The thing I'd add to that, Matt, it's Mandeep here, is, you know, we do see growth with the enterprise customers, the OEMs over the three-year period. And it's important to understand that some of these OEM customers are selling directly into the data centers and into our Hyperscaler customers as well. And so a lot of the products that we are providing, even if it is either an EMS solution or an HPS solution, ultimately are being pulled through by the same growth drivers that are driving our Hyperscalers directly.
Yeah, that's interesting. Are there any potential conflicts in terms of you selling to Hyperscalers and in a sense competing or maybe working with your OEM partners?
Hey, Matt. Yeah, I would say at the end of the day, we're gonna remain focused on where our customers need us and the solutions that they need. So as long as as that remains our guiding light, I think, I think we'll be okay.
Okay, great. And then, Mandeep, a question on the balance sheet and cash flows, going forward. As you think about that hyperscale business representing a larger portion of both revenue, but also a profitability, and how does that impact your cash cycle days, your inventory, free cash flow, particularly given that I would imagine that the very high-priced components are gonna be recognized on a consigned level, so you're not gonna actually have to flow that through your balance sheet.

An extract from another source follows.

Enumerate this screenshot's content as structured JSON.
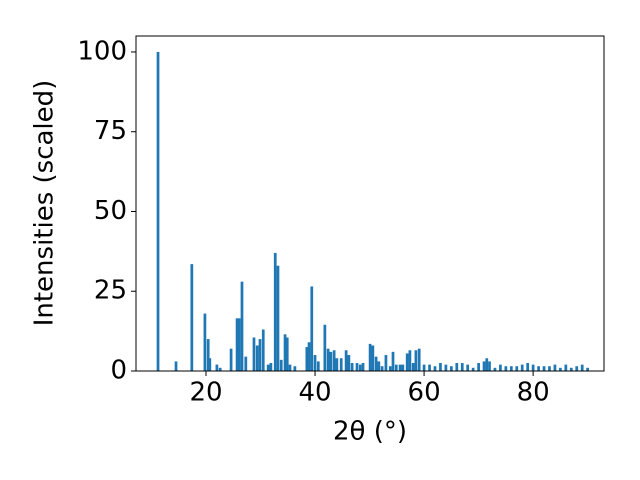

So could you talk about any changes expected there?
Yeah. So overall, the performance on the Hyperscaler accounts go beyond the P&L. It's a very strong return on invested capital set of customers, and we manage the working capital very closely. The cash cycle days are actually slightly better than the corporate average, and it's really because of a collaborative relationship we have with the customers. They recognize that we do sometimes need to bring in some expensive inventory with long lead times, but they're very comfortable also working with us to help fund that sometimes. And as you know, Matt, I think we have almost $850 million of deposits on our balance sheet. A lot of those have been funded directly by the Hyperscalers.
And so on a net basis, we think that the investment is manageable, and again, the ROIC is strong. From a free cash flow perspective, you know, we continue to believe that there's a strong opportunity in front of us. We're pleased that we've been generating positive free cash flow every quarter for almost five years now. We're targeting, as you know, $150 million this year, or potentially even more. We've raised that number to $175 million next year and even $200 million the year after that. We think that as we're growing, despite the investments that we're making in working capital, that we still have an opportunity on the conversion ratio, and we can still generate more cash than we're even doing today.
Got it. Okay. Thank you very much.
Thanks a lot, Matt.
Ask for the form to update your beneficiary. Thank you. There are no further questions at this time. I will now hand the call back to Rob Mionis. Please go ahead.
Thank you all for joining today. We're really excited about the opportunity in front of us. We have a diverse portfolio, and that is ideally suited for the environment that we see ahead. We look forward to updating you early next year on our year-end results. If we don't talk until then, happy holidays to you and your families, and best to all.
Thank you, ladies, and gentlemen. The conference has now ended. Thank you all for joining. You may all disconnect.